En la historia del arte los mecenas ocupan una página destacada. Movidos por la mala conciencia o por el interés sincero, el apoyo de los ricos a las artes ha permitido que miles de pintores, músicos, escultores y escritores, por citar sólo cuatro bellas artes, pudieran hacer su trabajo. Ahí tenemos a los Medicis y su Fra Angélico y su Miguel Ángel (y sus papas y su banca) y ahí tenemos al duque de Béjar y al conde de Lemos y su Quijote (uno cada parte, que aquí siempre hemos sido más parcos).
En la investigación científica el modelo de mecenazgo, especialmente en EE.UU. está tan asentado que no es necesario ni citar el cáncer y los Lasker o la biología y los Rockefeller para que se vengan a la mente inmediatamente. Las razones por las que esto ocurre más a menudo allá que aquí han sido estudiadas con detalle muchas veces y no merece la pena entrar en ellas ahora, pero es un hecho que aquí los ricos no han sido muy amigos de patrocinar ciencia, que digamos, aunque, recientemente, parece que algunas grandes empresas empiezan a transitar este camino. En general, el Estado ha sido siempre parco también y a los (pocos) años de vacas gordas (aquel primer tercio del XX, la década de los 80, la primera parte de los 2000) les han seguido siempre vacas paupérrimas. Y, en estos últimos años, estamos rozando ya el disparate de pretender cambiar de modelo económico y pasar del ladrillo a la probeta mientras lo que se rescatan son bancos que se han hundido por ladrilleros y se dejan caer centros de investigación que no han despilfarrado porque no han tenido con qué.
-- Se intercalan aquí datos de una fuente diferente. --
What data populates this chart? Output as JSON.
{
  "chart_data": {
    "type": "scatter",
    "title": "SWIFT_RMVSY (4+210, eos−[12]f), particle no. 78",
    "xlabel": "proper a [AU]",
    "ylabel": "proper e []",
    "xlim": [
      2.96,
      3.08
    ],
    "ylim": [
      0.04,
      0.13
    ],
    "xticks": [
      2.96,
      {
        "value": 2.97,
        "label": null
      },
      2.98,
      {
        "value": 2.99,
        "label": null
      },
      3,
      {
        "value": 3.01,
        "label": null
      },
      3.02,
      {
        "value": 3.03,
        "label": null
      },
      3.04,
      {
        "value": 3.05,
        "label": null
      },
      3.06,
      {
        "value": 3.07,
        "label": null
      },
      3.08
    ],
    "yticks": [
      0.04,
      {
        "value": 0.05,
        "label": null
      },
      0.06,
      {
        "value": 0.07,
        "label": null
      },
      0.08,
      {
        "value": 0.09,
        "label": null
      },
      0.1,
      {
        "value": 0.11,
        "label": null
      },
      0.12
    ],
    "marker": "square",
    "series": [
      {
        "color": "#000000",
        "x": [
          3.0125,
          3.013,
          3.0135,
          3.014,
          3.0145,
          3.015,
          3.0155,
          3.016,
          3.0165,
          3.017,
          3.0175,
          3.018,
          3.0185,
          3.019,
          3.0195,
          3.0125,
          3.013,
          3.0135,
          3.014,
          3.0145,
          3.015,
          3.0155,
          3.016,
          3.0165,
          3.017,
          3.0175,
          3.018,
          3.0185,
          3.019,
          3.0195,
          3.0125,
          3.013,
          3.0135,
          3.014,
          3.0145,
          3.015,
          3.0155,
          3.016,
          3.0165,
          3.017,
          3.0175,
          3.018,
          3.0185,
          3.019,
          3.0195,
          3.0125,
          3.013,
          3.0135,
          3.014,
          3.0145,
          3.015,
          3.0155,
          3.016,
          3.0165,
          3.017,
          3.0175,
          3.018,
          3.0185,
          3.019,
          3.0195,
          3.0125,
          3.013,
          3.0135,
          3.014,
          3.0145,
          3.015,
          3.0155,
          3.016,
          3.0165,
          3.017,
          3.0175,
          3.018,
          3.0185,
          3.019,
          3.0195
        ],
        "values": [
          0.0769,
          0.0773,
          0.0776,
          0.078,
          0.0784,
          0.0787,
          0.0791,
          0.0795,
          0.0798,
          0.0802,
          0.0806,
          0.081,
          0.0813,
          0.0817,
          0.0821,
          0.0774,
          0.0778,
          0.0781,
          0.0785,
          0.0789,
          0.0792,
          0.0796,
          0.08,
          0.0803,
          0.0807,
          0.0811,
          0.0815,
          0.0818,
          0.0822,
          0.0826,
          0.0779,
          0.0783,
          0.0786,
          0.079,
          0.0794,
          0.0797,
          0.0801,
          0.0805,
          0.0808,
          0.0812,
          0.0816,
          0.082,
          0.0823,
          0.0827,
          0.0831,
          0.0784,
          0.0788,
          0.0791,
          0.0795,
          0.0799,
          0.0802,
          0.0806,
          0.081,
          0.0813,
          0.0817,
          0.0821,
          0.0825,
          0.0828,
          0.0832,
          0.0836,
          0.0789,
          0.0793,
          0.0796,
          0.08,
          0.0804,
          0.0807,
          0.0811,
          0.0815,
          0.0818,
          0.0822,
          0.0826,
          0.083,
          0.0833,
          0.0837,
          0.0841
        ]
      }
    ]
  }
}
Soplar y sorber a la vez es cosa sencilla al lado de esta mosca y este rabo.
En fin, tampoco se pretende con esta entrada volver a la historia sino hacerse eco y, en la medida de lo posible, suscitar un debate, sobre la pertinencia de sustituir la financiación pública de la ciencia por la caridad, instada por el mismo Gobierno que perpetra los notables recortes. Es decir, el paso, el acrobático salto de las peticiones de patrocino individual (lo que se llama crowdfunding, que hasta la palabra tenemos que pedir prestada), que pasan de ser iniciativa de investigadores más o menos emprendedores a ser auspiciadas por la Fecyt. La plataforma Precipita recientemente lanzada a la palestra pública (al palenque, diría Cajal; ¿y qué diría de ella?), con el fin de “acercar la ciencia a la ciudadanía”. Más bien, me parece, acercar la investigación a la cartera de la ciudadanía.
¿Tiene sentido? ¿Ha de suplir el ciudadano común y corriente la disminución en la inversión pública en investigación? Si de verdad se considera que la ciencia “Es fuente creadora de puestos de trabajo” y “Es clave en la competitividad de las economías” ¿lo dejamos al albur del interés de los ciudadanos? ¿Se trata de una notable y benemérita iniciativa en un momento difícil, y merece por ello nuestro apoyo, o es un parche bienintencionado pero desafortunado? Hablemos. Si les parece, usemos este blog de la AECC como foro de discusión. Adelante. (Por cierto, y por favor y con perdón: opiniones y criterios, no exabruptos ni salidas de tono; razones y diálogo, no insultos ni monólogos; mesura y profundidad, no chillidos y levedad. Gracias.)
[Esta entrada está escrita por Antonio Calvo Roy, Ignacio Fernández Bayo, Javier Armentia y Óscar Menéndez.]
Nota 13-X-14, 16:35 h.: Por un error, en la firma de este artículo no aparecía el nombre de Javier Armentia, quien es desde el principio partícipe de él.